Take the Storm botnet as an example. Some say it controls over a million computers. Some security experts suspect that Storm is run by the Russian Business Network, a group of renegade Russian (surprise!) computer scientists also blamed for the denial of service attacks that crashed Georgian President Mikhail Saakashvili’s website along with the National Bank of Georgia just before the 2008 South Ossetia War. Storm is also responsible for a considerable fraction of the world’s email spam.

How much money is in spam? IBM Security Systems expert Joshua Corman is widely quoted as claiming    that spam sent by Storm is generating “millions and millions of dollars every day”. And, does Storm send its own spam or does it rent its bandwidth to specialized spammers—a disconcerting possibility, suggesting a maturing underground economy.

A team of researchers in Berkeley and San Diego set out to investigate. First they figured out how Storm works. It’s complicated but here’s the gist: infected computers are classified as either workers or proxies based in part on whether they have a firewall installed. Workers do the actual spamming, receiving instructions from proxies that coordinate the jobs. Proxies take orders from a master server.

The researchers set up eight proxies, simply by installing the software (the didn’t have to go looking; it was in their email). This way, workers contacted them, requesting tasks. But just as the instructions were shipping out, they modified the text of the spam messages, replacing the link with their own—a mock pharmaceutical website complete with Viagra, “Viagra professional”, a shopping cart, etc. (though they never collected any money or personal information about their customers).

An imitation pharmacy website. Why get Viagra when you can go Professional?
In this way, they tracked half a billion spam messages—a Viagra campaign and a botnet expansion campaign with fake greeting cards (complete with dancing banana)—over 26 days. Here is the big result: 350 million emails resulted in 28 purchases. Average purchase size was $100. Estimating they tracked 1.5% of the full network and assuming continuous active spamming, this gives about $3.5 million in Viagra-inspired revenue per year. Much less than millions in a day, but not too shabby either.

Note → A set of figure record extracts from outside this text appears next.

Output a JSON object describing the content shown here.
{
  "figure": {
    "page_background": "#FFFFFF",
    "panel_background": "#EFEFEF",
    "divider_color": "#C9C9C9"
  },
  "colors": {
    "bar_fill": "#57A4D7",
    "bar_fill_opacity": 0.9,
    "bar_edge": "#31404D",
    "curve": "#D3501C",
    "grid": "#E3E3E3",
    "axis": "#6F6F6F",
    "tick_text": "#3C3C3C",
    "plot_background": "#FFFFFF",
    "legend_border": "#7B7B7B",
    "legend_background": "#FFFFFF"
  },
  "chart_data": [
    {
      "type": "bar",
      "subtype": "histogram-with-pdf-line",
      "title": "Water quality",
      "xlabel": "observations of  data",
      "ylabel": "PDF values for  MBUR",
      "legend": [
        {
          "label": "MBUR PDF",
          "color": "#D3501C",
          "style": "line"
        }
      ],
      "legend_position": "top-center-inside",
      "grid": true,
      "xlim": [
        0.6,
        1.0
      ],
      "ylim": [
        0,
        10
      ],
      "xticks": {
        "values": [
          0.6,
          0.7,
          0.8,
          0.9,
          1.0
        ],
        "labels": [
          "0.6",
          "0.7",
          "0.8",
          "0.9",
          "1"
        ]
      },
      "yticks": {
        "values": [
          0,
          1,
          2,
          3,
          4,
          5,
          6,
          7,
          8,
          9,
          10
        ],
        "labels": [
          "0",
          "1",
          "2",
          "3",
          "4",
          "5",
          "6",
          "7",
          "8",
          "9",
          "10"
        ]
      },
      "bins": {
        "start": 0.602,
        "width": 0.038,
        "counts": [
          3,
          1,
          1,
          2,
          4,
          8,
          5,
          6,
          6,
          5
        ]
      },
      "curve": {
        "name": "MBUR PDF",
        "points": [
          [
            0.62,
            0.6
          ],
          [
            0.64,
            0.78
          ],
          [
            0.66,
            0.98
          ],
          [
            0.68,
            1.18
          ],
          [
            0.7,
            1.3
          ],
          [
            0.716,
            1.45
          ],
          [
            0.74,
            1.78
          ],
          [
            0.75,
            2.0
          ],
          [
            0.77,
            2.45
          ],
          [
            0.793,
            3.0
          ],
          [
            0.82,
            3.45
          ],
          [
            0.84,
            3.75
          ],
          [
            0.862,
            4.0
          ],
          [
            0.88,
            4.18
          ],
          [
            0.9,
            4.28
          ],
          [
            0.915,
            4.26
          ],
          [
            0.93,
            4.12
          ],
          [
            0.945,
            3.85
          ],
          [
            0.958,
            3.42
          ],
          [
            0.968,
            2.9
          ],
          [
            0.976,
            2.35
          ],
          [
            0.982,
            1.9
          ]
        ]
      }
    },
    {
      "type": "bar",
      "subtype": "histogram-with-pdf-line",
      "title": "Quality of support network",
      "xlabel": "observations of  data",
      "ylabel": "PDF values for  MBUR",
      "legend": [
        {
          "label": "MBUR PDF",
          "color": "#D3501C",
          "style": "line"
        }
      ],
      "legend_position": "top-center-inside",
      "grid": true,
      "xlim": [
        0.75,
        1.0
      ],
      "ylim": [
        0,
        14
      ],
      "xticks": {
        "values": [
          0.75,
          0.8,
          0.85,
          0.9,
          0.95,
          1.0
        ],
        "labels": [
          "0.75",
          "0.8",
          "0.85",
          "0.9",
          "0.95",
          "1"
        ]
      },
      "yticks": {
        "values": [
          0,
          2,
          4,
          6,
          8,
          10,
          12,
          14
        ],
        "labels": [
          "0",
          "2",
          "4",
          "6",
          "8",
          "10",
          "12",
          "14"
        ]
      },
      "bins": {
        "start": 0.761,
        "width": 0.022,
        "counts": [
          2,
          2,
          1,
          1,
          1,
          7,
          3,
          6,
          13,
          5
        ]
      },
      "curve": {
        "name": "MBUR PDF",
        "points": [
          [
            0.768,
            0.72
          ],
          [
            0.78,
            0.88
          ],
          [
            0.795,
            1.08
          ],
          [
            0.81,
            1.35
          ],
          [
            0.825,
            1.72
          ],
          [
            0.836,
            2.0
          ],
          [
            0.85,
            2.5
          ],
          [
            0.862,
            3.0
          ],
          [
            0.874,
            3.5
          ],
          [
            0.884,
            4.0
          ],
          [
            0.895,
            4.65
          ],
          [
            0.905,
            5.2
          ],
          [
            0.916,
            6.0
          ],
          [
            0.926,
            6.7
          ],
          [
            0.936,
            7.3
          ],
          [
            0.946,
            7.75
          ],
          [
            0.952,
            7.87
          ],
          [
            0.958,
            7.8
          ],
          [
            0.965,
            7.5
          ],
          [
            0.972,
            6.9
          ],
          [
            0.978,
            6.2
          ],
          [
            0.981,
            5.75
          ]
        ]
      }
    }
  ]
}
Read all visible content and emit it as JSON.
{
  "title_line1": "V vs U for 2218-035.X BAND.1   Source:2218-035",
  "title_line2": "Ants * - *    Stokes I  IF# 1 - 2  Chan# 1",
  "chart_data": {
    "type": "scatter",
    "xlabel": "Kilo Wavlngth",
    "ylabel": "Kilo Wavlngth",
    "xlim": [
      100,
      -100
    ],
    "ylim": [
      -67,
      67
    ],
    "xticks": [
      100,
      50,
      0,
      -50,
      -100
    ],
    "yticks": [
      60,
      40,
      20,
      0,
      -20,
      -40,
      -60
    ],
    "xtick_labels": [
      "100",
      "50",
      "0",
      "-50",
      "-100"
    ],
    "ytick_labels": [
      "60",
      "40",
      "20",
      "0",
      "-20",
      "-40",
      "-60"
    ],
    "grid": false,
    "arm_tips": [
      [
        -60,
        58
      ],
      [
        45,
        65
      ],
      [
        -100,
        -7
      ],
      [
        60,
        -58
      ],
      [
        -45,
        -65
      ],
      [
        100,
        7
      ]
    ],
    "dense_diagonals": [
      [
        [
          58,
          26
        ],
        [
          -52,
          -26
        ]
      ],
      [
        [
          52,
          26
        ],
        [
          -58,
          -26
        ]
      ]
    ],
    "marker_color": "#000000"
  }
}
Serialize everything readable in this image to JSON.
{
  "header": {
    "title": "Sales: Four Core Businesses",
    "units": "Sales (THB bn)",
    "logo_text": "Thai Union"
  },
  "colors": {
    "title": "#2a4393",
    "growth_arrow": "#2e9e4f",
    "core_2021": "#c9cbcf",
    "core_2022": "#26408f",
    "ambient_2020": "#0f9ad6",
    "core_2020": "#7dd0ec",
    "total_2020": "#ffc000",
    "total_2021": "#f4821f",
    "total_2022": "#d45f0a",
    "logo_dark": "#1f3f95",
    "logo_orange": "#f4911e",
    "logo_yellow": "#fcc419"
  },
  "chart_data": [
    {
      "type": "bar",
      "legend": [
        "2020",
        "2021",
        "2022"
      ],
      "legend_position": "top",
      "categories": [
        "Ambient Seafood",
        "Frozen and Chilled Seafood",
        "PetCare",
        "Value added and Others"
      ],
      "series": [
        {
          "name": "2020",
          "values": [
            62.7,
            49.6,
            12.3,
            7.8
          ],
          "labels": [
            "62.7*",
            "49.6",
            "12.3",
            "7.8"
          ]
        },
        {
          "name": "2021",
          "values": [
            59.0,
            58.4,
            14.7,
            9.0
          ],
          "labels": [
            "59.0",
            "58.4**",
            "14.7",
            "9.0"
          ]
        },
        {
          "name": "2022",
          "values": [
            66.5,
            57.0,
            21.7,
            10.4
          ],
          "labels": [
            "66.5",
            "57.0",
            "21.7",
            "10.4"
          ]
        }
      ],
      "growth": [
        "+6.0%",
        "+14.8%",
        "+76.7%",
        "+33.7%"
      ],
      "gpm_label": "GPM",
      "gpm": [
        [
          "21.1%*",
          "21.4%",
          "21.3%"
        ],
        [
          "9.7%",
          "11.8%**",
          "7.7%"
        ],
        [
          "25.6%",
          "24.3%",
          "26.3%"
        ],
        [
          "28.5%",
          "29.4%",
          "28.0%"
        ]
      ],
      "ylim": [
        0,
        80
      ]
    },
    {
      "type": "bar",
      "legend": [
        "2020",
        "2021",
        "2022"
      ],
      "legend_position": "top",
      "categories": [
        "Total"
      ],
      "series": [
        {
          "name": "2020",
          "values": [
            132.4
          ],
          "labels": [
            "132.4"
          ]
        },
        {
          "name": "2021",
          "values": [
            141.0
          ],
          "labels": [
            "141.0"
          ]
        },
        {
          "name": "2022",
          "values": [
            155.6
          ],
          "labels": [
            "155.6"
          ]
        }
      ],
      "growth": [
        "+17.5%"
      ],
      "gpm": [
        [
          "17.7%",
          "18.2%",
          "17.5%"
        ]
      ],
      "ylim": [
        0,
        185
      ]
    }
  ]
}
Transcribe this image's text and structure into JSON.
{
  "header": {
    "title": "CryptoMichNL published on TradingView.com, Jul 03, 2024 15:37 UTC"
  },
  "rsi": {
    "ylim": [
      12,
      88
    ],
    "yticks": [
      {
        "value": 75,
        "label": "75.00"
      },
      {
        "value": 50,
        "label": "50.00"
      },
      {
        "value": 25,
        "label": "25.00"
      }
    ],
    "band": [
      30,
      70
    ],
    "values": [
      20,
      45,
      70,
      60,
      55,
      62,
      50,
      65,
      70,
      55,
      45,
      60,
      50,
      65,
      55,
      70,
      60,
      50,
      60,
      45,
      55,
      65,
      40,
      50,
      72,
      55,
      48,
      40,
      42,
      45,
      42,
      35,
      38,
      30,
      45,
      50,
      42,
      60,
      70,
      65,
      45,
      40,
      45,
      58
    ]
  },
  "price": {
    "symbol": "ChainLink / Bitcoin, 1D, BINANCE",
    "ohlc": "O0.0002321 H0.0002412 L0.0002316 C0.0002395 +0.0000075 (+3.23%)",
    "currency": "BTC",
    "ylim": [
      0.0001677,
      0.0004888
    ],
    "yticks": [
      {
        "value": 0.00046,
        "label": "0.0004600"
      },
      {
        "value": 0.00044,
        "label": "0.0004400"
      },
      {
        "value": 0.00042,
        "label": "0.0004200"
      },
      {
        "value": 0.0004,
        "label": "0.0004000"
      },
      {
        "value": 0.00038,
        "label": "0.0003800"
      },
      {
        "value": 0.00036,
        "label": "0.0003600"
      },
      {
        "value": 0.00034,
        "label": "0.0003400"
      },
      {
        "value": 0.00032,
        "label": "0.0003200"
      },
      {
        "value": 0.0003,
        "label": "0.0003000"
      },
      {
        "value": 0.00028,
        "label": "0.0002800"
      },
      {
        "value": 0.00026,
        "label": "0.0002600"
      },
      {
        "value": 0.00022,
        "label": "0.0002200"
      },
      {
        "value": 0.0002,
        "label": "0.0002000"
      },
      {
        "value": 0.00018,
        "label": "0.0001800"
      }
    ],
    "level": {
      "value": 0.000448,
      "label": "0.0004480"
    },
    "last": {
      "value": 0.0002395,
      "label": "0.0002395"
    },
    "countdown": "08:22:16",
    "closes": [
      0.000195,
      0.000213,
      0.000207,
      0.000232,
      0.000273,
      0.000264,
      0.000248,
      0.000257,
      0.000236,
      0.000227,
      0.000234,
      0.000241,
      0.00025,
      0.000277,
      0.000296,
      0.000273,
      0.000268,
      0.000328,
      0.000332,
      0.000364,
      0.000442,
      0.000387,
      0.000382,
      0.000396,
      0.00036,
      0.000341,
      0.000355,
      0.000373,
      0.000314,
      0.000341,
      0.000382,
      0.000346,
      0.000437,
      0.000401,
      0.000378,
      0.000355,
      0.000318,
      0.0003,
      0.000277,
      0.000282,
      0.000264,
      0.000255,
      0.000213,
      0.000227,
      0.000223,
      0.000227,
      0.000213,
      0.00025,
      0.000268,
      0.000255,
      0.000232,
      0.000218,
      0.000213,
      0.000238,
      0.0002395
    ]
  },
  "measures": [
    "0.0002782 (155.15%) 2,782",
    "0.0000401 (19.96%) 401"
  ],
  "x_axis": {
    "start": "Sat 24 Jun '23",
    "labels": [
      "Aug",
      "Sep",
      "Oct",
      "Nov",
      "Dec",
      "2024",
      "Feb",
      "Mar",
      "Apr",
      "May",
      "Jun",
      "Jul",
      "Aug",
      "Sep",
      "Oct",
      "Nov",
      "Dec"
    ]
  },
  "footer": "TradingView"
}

Is this good or bad? Well, it’s annoying. If nobody ever bought anything as a result of email spam, it would stop. And 28 in 350 million—1 in 12.5 million—is awfully close to nobody. It’s good in the sense that at $3.5 million per year, it’s unlikely that Storm is running an affiliate program—renting their services to third party spammers—since profit margins are so slim.

 red flags mark pharmacy purchases; yellow flags mark new infections
The bad news is two-fold. First, the greeting card expansion campaign was considerably more successful. One in ten people that visited the greeting card page downloaded and installed the software (no purchase necessary). If people are gullible enough to install Storm themselves, it’s very hard to imagine how to slow down the botnets. Second, so much mystery remains. Perhaps this particular spam campaign was just a side-project, an experiment much less fruitful than the botnet’s ordinary activities.

Further analysis shows national differences. While the U.S. received over 10 times more spam than Japan (the 2nd most spammed country), it is the least efficient of targets: the U.S. response rate was lowest, while India, Pakistan, and Bulgaria showed the highest response rates. The researchers believe these differences are due more to spam-filtering technology and anti-spam awareness than to varied interest in Viagra.

Ok. A few statistics to close out this installment. Spam doubled in 2007 to 120 billion messages sent daily. The rate seems to have doubled again in 2008. Microsoft recently estimated that over 97% of all email sent is spam, and that nearly 1% of all computers are infected by some botnet. Bill Gates, it is said, receives around 10000 spam emails every day.